Oliver de la Marche, to whom we owe the description of
the scene (Memoires, ch. 29), appeared costumed as 'The Church,' in a
tower on the back of an elephant, and sang a long elegy on the victory
of the unbelievers.
But although the allegorical element in the poetry, the art, and the
festivals of Italy is superior both in good taste and in unity of
conception to what we find in other countries, yet it is not in these
qualities that it is most characteristic and unique. The decisive point
of superiority lay rather in the fact that, besides the
personifications of abstract qualities, historical rep- resentatives of
them were introduced in great number--that both poetry and plastic art
were accustomed to represent famous men and women.
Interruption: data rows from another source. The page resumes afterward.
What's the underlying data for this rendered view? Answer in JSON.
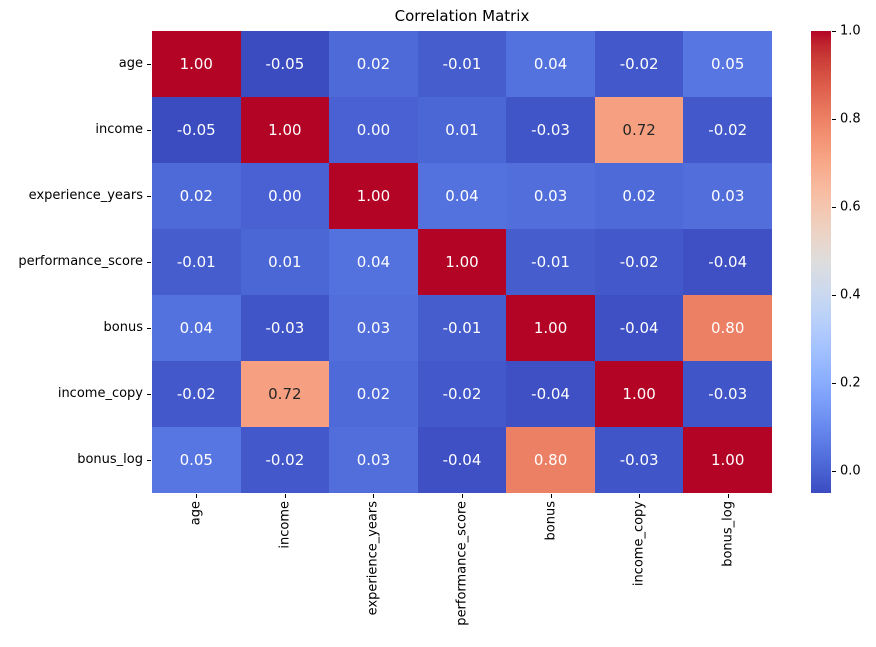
{
  "chart_data": {
    "type": "heatmap",
    "title": "Correlation Matrix",
    "categories": [
      "age",
      "income",
      "experience_years",
      "performance_score",
      "bonus",
      "income_copy",
      "bonus_log"
    ],
    "matrix": [
      [
        1.0,
        -0.05,
        0.02,
        -0.01,
        0.04,
        -0.02,
        0.05
      ],
      [
        -0.05,
        1.0,
        0.0,
        0.01,
        -0.03,
        0.72,
        -0.02
      ],
      [
        0.02,
        0.0,
        1.0,
        0.04,
        0.03,
        0.02,
        0.03
      ],
      [
        -0.01,
        0.01,
        0.04,
        1.0,
        -0.01,
        -0.02,
        -0.04
      ],
      [
        0.04,
        -0.03,
        0.03,
        -0.01,
        1.0,
        -0.04,
        0.8
      ],
      [
        -0.02,
        0.72,
        0.02,
        -0.02,
        -0.04,
        1.0,
        -0.03
      ],
      [
        0.05,
        -0.02,
        0.03,
        -0.04,
        0.8,
        -0.03,
        1.0
      ]
    ],
    "value_decimals": 2,
    "colormap": "coolwarm",
    "vmin": -0.05,
    "vmax": 1.0,
    "colorbar": {
      "tick_labels": [
        "1.0",
        "0.8",
        "0.6",
        "0.4",
        "0.2",
        "0.0"
      ],
      "tick_values": [
        1.0,
        0.8,
        0.6,
        0.4,
        0.2,
        0.0
      ],
      "position": "right"
    },
    "legend_position": "none",
    "grid": false,
    "colors": {
      "background": "#ffffff",
      "colormap_min": "#3b4cc0",
      "colormap_mid": "#dddddd",
      "colormap_max": "#b40426",
      "annotation_light": "#ffffff",
      "annotation_dark": "#262626",
      "axis_text": "#000000"
    }
  }
}
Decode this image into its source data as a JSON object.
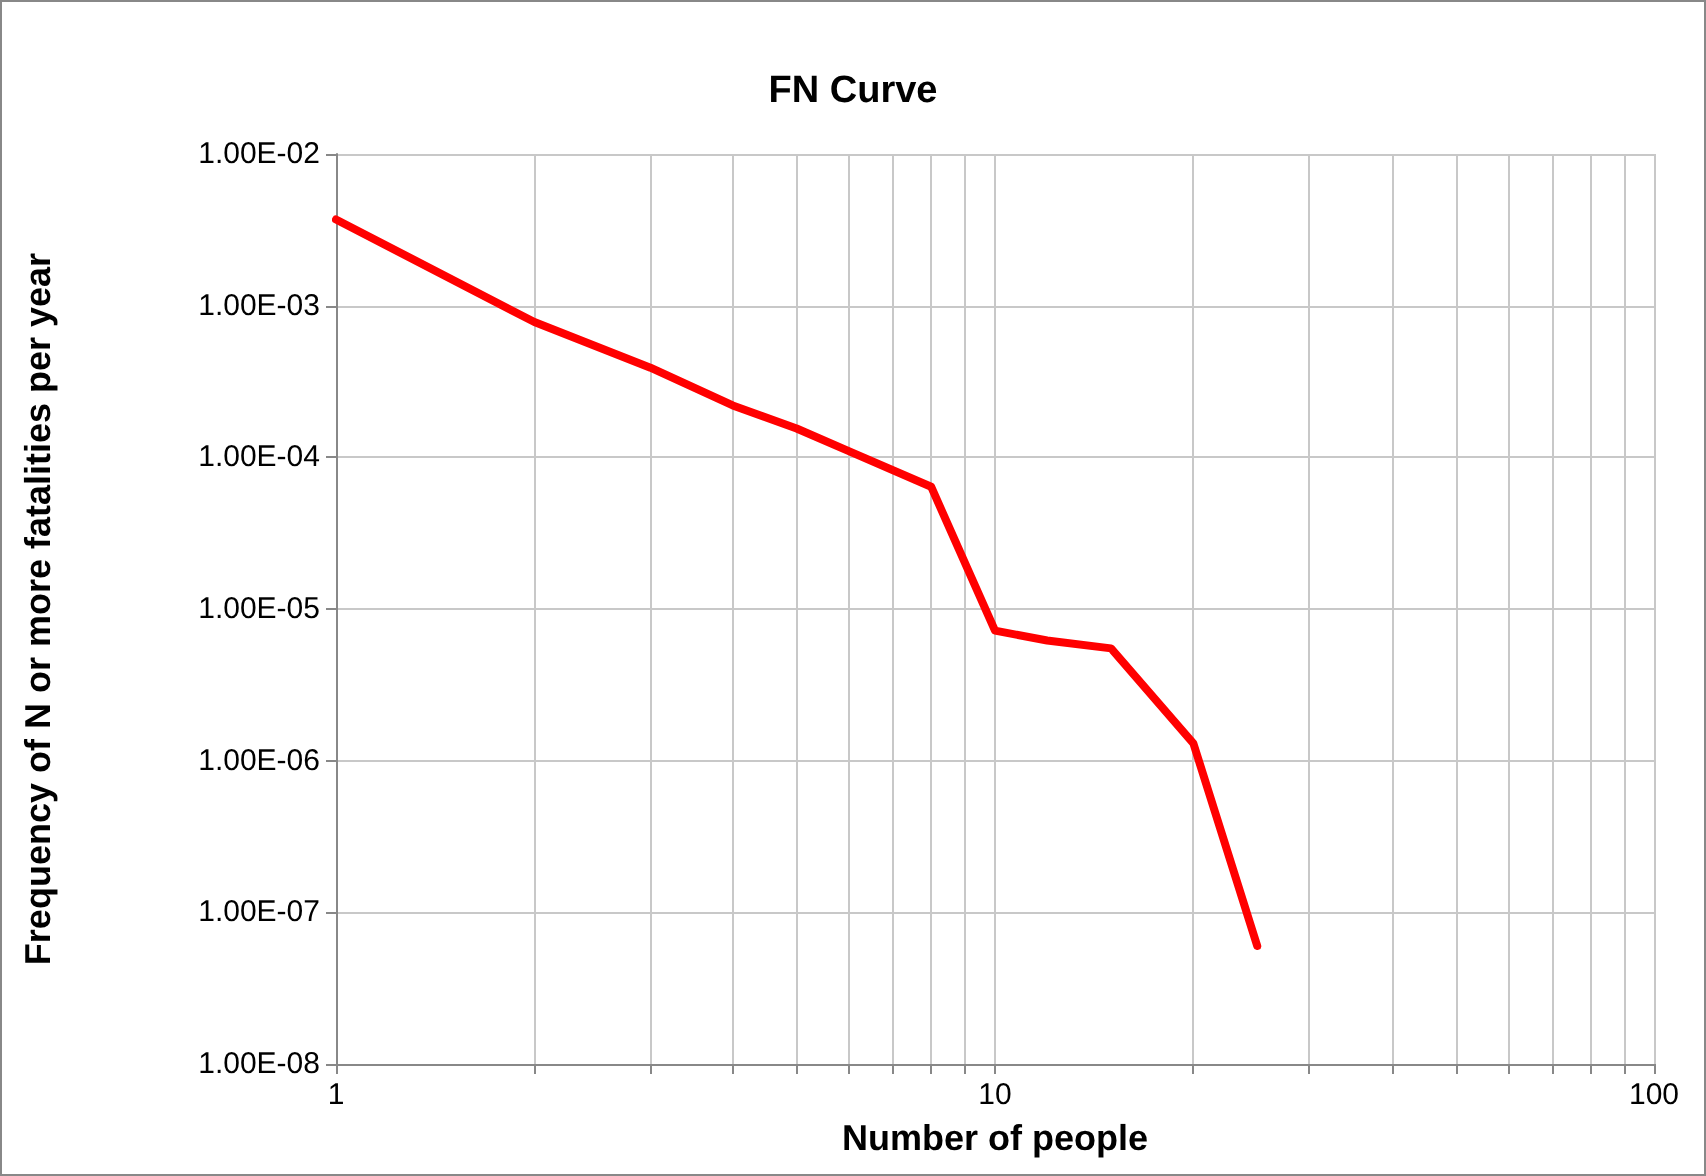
{
  "chart_data": {
    "type": "line",
    "title": "FN Curve",
    "xlabel": "Number of people",
    "ylabel": "Frequency of N or more fatalities per year",
    "x": [
      1,
      2,
      3,
      4,
      5,
      6,
      8,
      10,
      12,
      15,
      20,
      25
    ],
    "series": [
      {
        "color": "#ff0000",
        "values": [
          0.0037,
          0.00078,
          0.00039,
          0.00022,
          0.000155,
          0.00011,
          6.4e-05,
          7.2e-06,
          6.2e-06,
          5.5e-06,
          1.3e-06,
          6e-08
        ]
      }
    ],
    "log": "xy",
    "xlim": [
      1,
      100
    ],
    "ylim": [
      1e-08,
      0.01
    ],
    "xticks": [
      1,
      {
        "value": 2,
        "label": null
      },
      {
        "value": 3,
        "label": null
      },
      {
        "value": 4,
        "label": null
      },
      {
        "value": 5,
        "label": null
      },
      {
        "value": 6,
        "label": null
      },
      {
        "value": 7,
        "label": null
      },
      {
        "value": 8,
        "label": null
      },
      {
        "value": 9,
        "label": null
      },
      10,
      {
        "value": 20,
        "label": null
      },
      {
        "value": 30,
        "label": null
      },
      {
        "value": 40,
        "label": null
      },
      {
        "value": 50,
        "label": null
      },
      {
        "value": 60,
        "label": null
      },
      {
        "value": 70,
        "label": null
      },
      {
        "value": 80,
        "label": null
      },
      {
        "value": 90,
        "label": null
      },
      100
    ],
    "yticks": [
      {
        "value": 1e-08,
        "label": "1.00E-08"
      },
      {
        "value": 1e-07,
        "label": "1.00E-07"
      },
      {
        "value": 1e-06,
        "label": "1.00E-06"
      },
      {
        "value": 1e-05,
        "label": "1.00E-05"
      },
      {
        "value": 0.0001,
        "label": "1.00E-04"
      },
      {
        "value": 0.001,
        "label": "1.00E-03"
      },
      {
        "value": 0.01,
        "label": "1.00E-02"
      }
    ],
    "grid": true,
    "marker": "none",
    "line_style": "solid"
  }
}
The 'Divine Comedy,'
the 'Trionfi' of Petrarch, the 'Amorosa Visione' of Boccaccio--all of
them works constructed on this principle--and the great diffusion of
culture which took place under the influence of antiquity, had made the
nation familiar with this historical element. These figures now
appeared at festivals, either individualized, as definite masks, or in
groups, as characteristic attendants on some leading allegorical
figure. The art of grouping and composition was thus learnt in Italy at
a time when the most splendid exhibitions in other countries were made
up of unintelligible symbolism or unmeaning puerilities.